Changes in maximum daily runoff depth and suspended sediment yield on the Loess Plateau, China

Abstract

The maximum river flow is of important reference significance to flood disaster prevention on the Loess Plateau of central China. However, due to the lack of hydrological data, previous studies have rarely explored spatiotemporal changes in the annual maximum daily runoff depth (Hmax) and annual maximum daily suspended sediment yield (SSYmax) of rivers in this region. This study uses daily discharge data and daily sediment concentration data from 104 hydrological stations on the plateau to compare the Hmax and the SSYmax during period P1 (1971–1987) and period P2 (2008–2016).
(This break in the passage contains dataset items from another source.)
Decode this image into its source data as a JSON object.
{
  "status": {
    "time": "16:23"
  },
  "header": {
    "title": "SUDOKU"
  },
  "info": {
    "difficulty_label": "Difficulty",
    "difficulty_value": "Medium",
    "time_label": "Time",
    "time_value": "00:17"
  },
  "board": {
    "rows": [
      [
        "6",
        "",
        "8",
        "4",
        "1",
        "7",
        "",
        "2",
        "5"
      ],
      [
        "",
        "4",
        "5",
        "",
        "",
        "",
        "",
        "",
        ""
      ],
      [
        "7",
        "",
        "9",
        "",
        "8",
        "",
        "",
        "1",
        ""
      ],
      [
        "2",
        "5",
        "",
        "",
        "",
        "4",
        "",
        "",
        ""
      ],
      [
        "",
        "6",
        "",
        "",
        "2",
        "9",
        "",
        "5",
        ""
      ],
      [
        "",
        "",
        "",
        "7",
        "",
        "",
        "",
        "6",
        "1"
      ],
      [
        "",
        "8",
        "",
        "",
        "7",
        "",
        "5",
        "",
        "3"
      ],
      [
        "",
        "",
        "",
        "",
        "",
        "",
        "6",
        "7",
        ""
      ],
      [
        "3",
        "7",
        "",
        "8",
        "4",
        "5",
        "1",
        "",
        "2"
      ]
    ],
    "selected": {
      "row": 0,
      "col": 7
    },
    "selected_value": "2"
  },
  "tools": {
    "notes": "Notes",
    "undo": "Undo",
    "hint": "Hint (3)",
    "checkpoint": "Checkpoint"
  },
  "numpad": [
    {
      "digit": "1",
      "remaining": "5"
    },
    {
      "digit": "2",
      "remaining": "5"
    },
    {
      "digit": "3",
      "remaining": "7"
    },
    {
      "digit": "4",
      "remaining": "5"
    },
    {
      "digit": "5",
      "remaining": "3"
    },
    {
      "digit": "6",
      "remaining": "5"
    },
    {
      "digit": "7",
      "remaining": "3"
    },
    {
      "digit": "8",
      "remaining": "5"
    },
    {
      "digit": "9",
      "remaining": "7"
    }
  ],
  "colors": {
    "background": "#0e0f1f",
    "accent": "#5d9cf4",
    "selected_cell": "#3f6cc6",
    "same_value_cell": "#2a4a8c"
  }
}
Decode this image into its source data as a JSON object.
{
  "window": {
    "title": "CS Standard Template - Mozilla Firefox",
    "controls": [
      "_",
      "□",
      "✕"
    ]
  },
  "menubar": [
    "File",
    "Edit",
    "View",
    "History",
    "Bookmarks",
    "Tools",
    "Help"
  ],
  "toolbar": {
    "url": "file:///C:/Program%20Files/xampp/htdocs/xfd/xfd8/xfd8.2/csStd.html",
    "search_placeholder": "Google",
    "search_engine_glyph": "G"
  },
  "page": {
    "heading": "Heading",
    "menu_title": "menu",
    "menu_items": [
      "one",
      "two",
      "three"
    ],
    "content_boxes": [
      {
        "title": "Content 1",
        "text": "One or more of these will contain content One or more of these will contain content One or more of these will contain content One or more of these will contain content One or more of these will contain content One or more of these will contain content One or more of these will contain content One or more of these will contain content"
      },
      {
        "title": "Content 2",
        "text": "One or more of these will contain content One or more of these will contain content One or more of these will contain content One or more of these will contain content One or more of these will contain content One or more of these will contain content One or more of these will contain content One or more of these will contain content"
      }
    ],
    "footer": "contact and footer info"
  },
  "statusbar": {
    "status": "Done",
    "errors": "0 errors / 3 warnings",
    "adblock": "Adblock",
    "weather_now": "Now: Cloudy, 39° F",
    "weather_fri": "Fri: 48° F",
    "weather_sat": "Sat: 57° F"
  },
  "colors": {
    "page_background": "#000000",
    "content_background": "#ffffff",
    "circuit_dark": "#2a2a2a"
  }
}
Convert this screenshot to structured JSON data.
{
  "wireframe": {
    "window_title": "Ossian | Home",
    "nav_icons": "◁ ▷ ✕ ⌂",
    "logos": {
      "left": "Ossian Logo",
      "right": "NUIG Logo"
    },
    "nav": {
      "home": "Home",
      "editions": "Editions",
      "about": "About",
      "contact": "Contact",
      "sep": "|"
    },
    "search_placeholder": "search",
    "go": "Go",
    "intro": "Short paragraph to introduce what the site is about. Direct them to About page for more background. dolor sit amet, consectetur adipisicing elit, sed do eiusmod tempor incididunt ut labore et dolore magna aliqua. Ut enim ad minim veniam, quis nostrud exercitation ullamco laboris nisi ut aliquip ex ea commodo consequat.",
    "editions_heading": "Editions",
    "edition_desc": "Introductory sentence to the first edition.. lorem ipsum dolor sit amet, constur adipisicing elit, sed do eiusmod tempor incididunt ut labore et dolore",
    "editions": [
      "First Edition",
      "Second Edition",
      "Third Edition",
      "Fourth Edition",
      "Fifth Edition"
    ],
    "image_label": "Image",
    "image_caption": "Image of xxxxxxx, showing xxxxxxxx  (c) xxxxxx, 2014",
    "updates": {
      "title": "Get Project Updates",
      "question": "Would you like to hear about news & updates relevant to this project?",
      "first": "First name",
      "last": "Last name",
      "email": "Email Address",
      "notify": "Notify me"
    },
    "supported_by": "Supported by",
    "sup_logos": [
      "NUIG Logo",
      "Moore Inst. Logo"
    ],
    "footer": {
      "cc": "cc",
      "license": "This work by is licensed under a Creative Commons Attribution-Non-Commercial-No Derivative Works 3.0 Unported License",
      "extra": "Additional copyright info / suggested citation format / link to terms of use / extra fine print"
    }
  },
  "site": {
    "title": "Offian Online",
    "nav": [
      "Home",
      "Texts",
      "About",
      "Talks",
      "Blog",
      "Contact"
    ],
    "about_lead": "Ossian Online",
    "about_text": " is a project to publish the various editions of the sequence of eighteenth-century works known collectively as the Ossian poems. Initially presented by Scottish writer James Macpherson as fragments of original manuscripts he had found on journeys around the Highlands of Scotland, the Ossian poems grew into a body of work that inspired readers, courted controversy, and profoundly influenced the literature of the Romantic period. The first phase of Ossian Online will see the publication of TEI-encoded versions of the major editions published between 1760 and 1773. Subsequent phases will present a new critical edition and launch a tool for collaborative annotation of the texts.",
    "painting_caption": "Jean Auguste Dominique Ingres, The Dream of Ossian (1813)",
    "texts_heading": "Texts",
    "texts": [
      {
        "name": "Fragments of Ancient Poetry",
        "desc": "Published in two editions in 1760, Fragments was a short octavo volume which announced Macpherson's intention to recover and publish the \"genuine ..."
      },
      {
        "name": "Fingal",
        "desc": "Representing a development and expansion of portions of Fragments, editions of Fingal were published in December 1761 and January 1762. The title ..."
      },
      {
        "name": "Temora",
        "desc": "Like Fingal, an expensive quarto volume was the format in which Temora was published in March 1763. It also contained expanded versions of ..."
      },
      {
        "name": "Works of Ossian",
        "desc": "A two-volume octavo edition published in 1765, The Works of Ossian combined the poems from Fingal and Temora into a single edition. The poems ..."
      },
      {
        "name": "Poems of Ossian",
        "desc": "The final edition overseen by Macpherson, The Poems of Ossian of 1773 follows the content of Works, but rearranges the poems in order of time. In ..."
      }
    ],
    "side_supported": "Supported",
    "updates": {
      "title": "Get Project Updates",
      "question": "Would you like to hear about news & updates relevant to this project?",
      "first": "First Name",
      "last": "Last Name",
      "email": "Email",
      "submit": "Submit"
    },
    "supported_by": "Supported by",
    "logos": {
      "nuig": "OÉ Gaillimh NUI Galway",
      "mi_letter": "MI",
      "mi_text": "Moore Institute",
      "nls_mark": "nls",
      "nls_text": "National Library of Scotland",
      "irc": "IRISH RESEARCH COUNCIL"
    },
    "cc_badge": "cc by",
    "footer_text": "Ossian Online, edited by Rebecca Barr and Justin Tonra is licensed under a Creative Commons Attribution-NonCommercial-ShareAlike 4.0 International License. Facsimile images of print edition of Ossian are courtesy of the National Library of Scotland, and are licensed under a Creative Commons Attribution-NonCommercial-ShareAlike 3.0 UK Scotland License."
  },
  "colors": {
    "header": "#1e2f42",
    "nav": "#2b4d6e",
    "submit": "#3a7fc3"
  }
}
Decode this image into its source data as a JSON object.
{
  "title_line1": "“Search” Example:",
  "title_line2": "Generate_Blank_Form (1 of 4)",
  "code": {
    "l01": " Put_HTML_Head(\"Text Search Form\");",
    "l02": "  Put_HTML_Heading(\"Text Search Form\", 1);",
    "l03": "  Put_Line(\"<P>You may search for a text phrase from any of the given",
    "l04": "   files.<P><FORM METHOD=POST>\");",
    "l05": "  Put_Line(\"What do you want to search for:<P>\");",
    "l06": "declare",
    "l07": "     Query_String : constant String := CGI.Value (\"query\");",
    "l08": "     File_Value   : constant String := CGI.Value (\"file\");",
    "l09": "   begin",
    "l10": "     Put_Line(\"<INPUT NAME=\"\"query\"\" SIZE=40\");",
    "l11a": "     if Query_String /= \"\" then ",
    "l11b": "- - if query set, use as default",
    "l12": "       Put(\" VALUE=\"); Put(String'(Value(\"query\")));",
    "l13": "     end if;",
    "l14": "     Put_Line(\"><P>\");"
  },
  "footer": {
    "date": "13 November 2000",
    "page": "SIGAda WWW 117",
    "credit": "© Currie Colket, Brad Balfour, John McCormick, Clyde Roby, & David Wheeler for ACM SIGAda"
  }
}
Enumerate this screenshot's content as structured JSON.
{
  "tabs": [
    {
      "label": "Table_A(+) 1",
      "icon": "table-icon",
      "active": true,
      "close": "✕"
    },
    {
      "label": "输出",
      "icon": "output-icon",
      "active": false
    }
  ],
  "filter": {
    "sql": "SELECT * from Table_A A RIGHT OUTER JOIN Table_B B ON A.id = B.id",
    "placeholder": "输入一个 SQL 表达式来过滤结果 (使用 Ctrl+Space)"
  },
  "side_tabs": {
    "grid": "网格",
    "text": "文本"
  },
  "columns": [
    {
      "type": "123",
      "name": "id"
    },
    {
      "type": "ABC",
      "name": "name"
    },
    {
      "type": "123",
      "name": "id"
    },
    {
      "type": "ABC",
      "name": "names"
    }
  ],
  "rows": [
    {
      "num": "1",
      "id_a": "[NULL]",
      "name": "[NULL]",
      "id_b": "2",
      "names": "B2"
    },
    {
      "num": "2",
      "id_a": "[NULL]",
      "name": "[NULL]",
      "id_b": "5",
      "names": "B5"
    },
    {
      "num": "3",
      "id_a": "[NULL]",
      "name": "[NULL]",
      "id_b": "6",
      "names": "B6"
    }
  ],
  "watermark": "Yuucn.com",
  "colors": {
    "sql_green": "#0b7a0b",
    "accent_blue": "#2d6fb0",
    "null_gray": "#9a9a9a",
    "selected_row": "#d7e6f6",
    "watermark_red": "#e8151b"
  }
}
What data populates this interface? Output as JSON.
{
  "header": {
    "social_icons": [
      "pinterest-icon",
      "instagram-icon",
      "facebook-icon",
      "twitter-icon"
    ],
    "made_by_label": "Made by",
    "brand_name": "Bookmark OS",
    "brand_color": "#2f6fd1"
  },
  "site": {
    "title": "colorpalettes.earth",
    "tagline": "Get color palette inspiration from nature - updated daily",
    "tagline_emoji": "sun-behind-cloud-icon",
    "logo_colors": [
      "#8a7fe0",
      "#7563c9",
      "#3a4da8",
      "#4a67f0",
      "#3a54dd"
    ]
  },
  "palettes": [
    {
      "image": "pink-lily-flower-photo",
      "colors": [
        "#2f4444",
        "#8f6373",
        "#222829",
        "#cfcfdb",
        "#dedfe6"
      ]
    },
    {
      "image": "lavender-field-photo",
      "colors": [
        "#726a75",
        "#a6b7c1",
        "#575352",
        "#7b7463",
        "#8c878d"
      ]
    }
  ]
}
The results show that 66% of stations exhibited a significant decline in multi-year mean Hmax from P1 to P2 (p < 0.05). However, the multi-year mean SSYmax showed more widespread changes, with 77% of stations seeing a significant decline (p < 0.05). And on average, the runoff on the day of Hmax contributed 6.6% and 5.8% of the annual runoff during P1 and P2, respectively; by contrast, SSYmax contributed 27.9% and 33.5%, respectively, to the total annual suspended sediment yield in P1 and P2. Analyses using Spearman’s rank correlation coefficient indicate that the spatial distribution of Hmax has larger variability than SSYmax during both P1 and P2 and that the spatial distribution pattern of SSYmax during P2 is more unstable than during P1. We found that the suspended sediment concentration (SSC) on the day that Hmax occurs (SSChmax) remained relatively stable for most stations studied within the loess gullied-hilly area across the Loess Plateau, but the stable SSChmax value during P1 differed from the value during P2. We conclude that human activities (e.g., afforestation, terracing, and construction of check dams) may be the cause of the differing SSC values during peak discharge between the two periods. We also found that the average percentage of years in which Hmax and SSYmax occurred on the same day on the plateau was 55%. Many factors can lead to Hmax and SSYmax happening asynchronously, such as heavy runoff events lasting several consecutive days, the characteristics of a particular basin, and the influence of human activities. These results provide information that will be useful for understanding how to manage extreme hydrological events on the Loess Plateau.